Tuhan_yang saya panggil,Allah..begitu amat baik. Dia mengabulkan
do’a-do’a saya. Di satu sisi, saya merasa malu karena sampai saat ini saya
bukan pribadi yang religius di mata agama. Shalat saya masih kadang bolong, rencana puasa saya tidak
berjalan lancar,tapi..entah mungkin ada beberapa penilaian lain yang menjadi
pertimbanganNYA, mengapa do’a-do’a saya ini dikabulkan. Saya percaya, bahwa
selama kita yakin bahwa kekuatan Maha Dahsyat itu ada, that’s when the miracle
comes to our life.. Jadi jangan pernah meremehkan kebaikan sekecil apapun yang anda
perbuat untuk orang lain. Karena bisa jadi orang yang anda tolong atau tidak
sengaja anda berikan pertolongan, ternyata diam-diam menyampaikan do’anya pada
Tuhan agar kita diberi kemudahan dalam segala urusan. Thanks God, sampai saat
ini setidaknya meskipun habluminallah saya masih ketar-ketir, tapi insyaAllah
ibadah habluminnanas masih saya pertahankan. Kepada siapapun dalam bentuk
apapun itu. Dan insyaAllah semuanya nothing to loose.
Well, berbicara pada do’a yang terkabulkan, Thanks God salah satu dari
rangkaian do’a terbesar saya baru-baru ini dikabulkan. Gag ada bermaksud ria
dalam menceritakan hal ini, tapi semua lebih kepada keinginan untuk sharing
cerita bahwa sejatinya Tuhan akan selalu mendengarkan do’a-do’a kita, even bagi
kita hal tersebut gag mungkin terjadi dalam waktu dekat.

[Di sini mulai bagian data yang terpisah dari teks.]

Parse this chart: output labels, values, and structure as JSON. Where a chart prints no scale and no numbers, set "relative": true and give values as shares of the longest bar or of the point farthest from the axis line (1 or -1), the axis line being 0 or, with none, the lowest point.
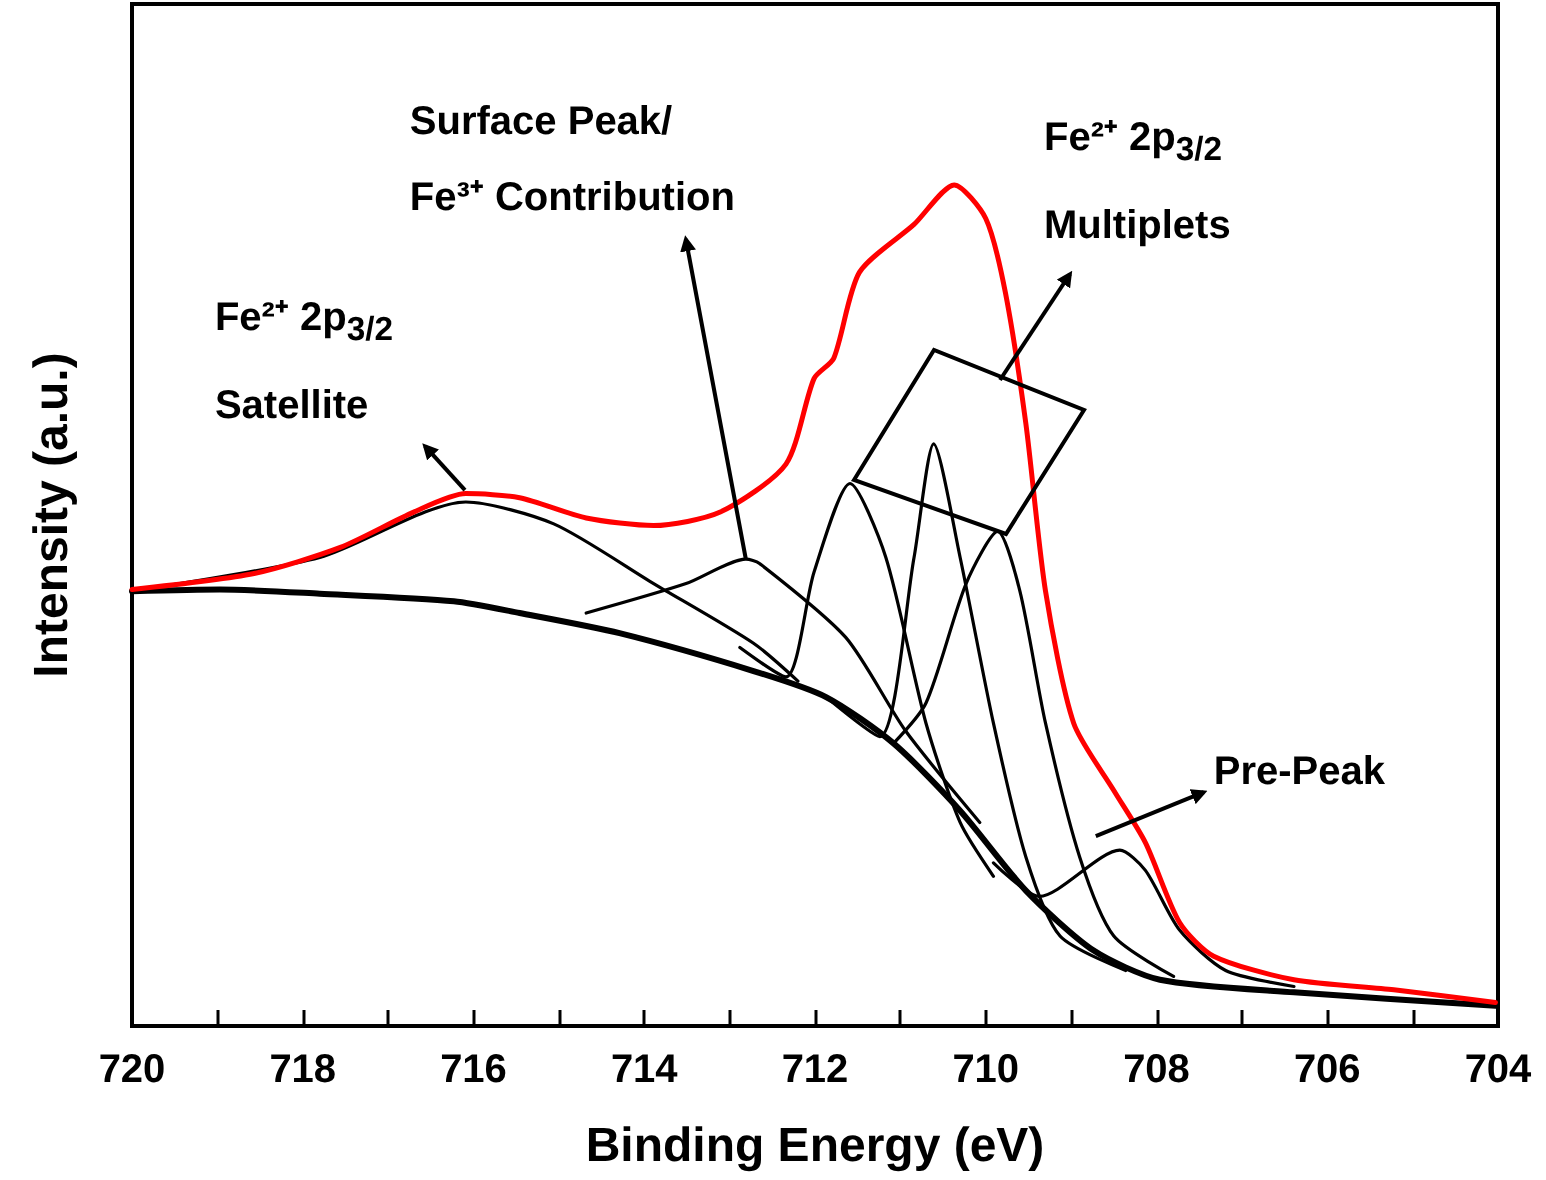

Bermula dari keinginan saya untuk bisa punya kenalan teman bule di
Indonesia, saya pun mengutarakan niat dalam hati bahwa saya mau hal itu
terjadi. Sebenarnya keinginan punya teman dari luar negeri ini tidak melulu
buat ‘pembuktian’ kepada beberapa pihak, tapi lebih kepada karena saya senang
melakukannya. Ketika mengikuti program summer course di negeri ginseng tahun
lalu, saya akui bahwa disitulah titik mula keberanian saya untuk berkomunikasi
dalam bahasa internasional. Lebih tepatnya saat kesadaran saya muncul bahwa di
forum formal persentasi pun saya bisa melakukan dan melalui proses tanya jawab
dalam bahasa inggris. Artinya segala ketidakpedean saya sebelumnya, tertangkis
dengan satu kenyataan : “the power of kepepet”. Ya, ketika seseorang terdesak,
mau tidak mau dia harus mengeluarkan segala kekuatan yang ada pada dirinya. Dan
itu benar-benar saya alami. Dan satu hal lagi, dari situ saya belajar bahwa
jangan pernah menolak kesempatan yang datang menghampiri kita. Kesempatan baik
pastinya. Karena berdasarkan pengalaman saya _yang saya akui saya pernah dua
kali menolak sebuah kesempatan besar dalam hidup saya_saya belajar bahwa
menolak kesempatan itu tak ubahnya seperti menolak rezeki. Kesempatan selalu
datang (memang) di saat kita berada pada ambang batas antara siap dan tidak.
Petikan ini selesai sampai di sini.